Nov 5, 2009 9:45 AM by Lynsey Paulo
The parole agent in charge of supervising convicted rapist Phillip Garrido knew there was a 12-year-old girl inside his home but didn't notice electrical wires that led into a compound where Garrido's alleged kidnapping victim was being held, according to a report from the state Office of the Inspector General.
California's corrections secretary apologized Wednesday for mistakes made in Garrido's parole supervision, while the state police union deflected blame.
The moves came after a report from the state Office of the Inspector General said the California Department of Corrections and Rehabilitation failed to "adequately classify and supervise" Garrido for several years.
Garrido and his wife, Nancy Garrido, are accused of the kidnapping and rape of Jaycee Lee Dugard, who was abducted in Meyers in 1991.

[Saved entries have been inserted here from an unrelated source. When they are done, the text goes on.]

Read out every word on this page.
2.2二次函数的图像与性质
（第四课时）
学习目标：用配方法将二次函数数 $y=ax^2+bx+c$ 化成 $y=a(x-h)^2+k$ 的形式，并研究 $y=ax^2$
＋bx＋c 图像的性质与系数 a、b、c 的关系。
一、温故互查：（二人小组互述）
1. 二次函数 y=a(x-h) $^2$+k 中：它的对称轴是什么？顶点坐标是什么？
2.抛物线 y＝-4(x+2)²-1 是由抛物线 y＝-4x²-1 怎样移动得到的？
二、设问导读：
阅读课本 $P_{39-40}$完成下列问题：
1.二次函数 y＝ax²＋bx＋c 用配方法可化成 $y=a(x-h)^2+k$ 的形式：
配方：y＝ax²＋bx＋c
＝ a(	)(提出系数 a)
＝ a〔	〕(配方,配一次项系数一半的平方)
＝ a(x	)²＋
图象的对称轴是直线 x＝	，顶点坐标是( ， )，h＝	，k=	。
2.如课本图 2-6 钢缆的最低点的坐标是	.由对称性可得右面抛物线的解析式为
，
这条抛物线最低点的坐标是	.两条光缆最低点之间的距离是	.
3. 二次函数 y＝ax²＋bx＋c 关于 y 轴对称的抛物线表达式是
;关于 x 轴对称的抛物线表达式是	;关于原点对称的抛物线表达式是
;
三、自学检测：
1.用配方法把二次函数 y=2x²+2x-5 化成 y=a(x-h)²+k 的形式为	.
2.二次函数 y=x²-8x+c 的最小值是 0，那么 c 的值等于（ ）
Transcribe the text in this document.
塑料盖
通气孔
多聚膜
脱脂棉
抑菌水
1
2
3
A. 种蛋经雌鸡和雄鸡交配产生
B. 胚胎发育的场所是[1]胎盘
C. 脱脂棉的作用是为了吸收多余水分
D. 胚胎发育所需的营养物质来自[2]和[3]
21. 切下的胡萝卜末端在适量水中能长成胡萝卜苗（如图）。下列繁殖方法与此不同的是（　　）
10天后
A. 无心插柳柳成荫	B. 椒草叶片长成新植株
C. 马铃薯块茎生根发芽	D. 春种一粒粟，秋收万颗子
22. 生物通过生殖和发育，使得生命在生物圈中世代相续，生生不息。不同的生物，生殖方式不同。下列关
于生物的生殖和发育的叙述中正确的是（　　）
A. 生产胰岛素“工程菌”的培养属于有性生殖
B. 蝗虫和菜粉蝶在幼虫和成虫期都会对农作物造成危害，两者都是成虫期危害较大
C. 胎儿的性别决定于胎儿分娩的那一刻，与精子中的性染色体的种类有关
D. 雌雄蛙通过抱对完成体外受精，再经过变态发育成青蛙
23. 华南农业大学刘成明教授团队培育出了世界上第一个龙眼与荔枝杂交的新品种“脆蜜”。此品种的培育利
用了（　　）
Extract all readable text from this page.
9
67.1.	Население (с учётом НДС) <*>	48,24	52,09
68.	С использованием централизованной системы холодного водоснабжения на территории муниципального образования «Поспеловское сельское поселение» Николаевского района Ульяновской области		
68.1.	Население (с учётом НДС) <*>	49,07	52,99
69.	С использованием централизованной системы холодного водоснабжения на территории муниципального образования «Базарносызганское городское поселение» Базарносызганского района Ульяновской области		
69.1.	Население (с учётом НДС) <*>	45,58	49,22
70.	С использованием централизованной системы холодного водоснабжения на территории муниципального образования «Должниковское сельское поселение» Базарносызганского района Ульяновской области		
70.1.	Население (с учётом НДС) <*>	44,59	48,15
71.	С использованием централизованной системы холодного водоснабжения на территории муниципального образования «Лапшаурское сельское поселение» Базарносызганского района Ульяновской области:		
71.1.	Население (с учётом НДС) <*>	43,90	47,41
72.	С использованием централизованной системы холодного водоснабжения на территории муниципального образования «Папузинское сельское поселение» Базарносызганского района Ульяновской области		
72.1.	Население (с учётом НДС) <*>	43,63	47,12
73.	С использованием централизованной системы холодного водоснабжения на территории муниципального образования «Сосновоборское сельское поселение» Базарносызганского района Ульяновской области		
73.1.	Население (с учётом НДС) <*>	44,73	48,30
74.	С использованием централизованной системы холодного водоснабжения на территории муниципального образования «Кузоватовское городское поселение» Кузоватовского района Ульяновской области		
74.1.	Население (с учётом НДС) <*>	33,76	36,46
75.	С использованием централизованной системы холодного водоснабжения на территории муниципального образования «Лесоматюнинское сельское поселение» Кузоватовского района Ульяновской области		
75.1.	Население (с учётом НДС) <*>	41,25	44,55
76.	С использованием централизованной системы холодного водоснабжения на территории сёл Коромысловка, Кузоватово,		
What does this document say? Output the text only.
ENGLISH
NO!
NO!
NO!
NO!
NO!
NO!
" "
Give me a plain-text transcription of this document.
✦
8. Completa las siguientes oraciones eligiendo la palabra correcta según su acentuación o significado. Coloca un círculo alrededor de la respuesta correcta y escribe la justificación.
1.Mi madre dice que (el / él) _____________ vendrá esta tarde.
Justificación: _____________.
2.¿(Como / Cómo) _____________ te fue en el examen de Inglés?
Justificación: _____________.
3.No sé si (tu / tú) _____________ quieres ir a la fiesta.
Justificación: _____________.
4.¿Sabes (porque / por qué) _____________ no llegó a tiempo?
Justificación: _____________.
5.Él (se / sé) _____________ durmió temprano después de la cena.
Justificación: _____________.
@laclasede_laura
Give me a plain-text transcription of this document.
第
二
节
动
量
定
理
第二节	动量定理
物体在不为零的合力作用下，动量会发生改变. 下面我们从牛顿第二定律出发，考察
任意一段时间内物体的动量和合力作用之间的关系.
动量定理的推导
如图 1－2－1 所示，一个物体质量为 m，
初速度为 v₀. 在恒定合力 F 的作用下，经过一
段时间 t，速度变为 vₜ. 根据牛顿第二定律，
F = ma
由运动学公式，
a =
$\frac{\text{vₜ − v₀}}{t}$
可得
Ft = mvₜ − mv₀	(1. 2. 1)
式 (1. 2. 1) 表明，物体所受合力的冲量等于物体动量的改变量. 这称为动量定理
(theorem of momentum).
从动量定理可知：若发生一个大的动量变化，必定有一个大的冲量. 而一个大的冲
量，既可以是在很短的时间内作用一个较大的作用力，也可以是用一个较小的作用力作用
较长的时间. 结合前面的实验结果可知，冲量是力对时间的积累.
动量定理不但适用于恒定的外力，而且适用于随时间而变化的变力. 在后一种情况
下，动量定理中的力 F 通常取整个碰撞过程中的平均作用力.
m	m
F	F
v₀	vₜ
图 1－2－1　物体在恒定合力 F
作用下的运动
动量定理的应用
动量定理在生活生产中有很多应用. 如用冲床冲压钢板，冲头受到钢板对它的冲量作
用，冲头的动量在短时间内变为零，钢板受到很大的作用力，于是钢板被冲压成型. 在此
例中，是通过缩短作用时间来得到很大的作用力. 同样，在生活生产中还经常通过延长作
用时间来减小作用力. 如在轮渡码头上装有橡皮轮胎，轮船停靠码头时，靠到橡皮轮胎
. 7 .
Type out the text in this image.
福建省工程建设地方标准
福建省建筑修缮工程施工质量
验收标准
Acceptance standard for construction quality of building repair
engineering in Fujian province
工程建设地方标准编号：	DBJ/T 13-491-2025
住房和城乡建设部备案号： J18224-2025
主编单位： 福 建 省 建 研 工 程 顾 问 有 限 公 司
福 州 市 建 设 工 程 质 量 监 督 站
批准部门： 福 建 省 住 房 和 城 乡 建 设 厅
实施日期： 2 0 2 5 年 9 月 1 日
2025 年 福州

Authorities allege that Dugard was held in the Garridos' Antioch back yard for many years.
They also allege that Phillip Garrido fathered two children with Dugard.
The Garridos, who are being held in El Dorado County, have both pleaded not guilty.
"We agree that serious errors were made over the last 10 years," CDCR Secretary Matthew Cate told reporters at the Capitol in Sacramento. "We obviously deeply regret any error that could have possibly resulted in the victims living under these conditions for even one additional day."
Inspector General David Shaw said corrections officials missed several clues in the Garrido case.
"The department often failed to follow its own procedures established to supervise dangerous sex offenders," said Shaw, who said corrections officials didn't supervise Garrido properly 90 percent of the time. "Furthermore, the department failed to utilize available tools, technology and information that could have potentially led to the discovery of Jaycee Dugard and her children."
Shawn said parole officials made an initial mistake of classifying Garrido as a low-risk parolee.
While Garrido was tracked via a global positioning system technology, agents often lost a signal from the device and then failed to follow up.
Shaw's office recently conducted an independent investigation of Garrido's parole supervision.
Among other findings in the report, the office said CDCR ignored opportunities to determine that Garrido was violating his parole.
Garrido was on federal and then state parole during the time he allegedly took Dugard from a bus stop and then held her for nearly two decades at his Bay Area home.
The two-month investigation was launched after questions surfaced about CDCR's failure to find and rescue Dugard, 29, and her daughters sooner.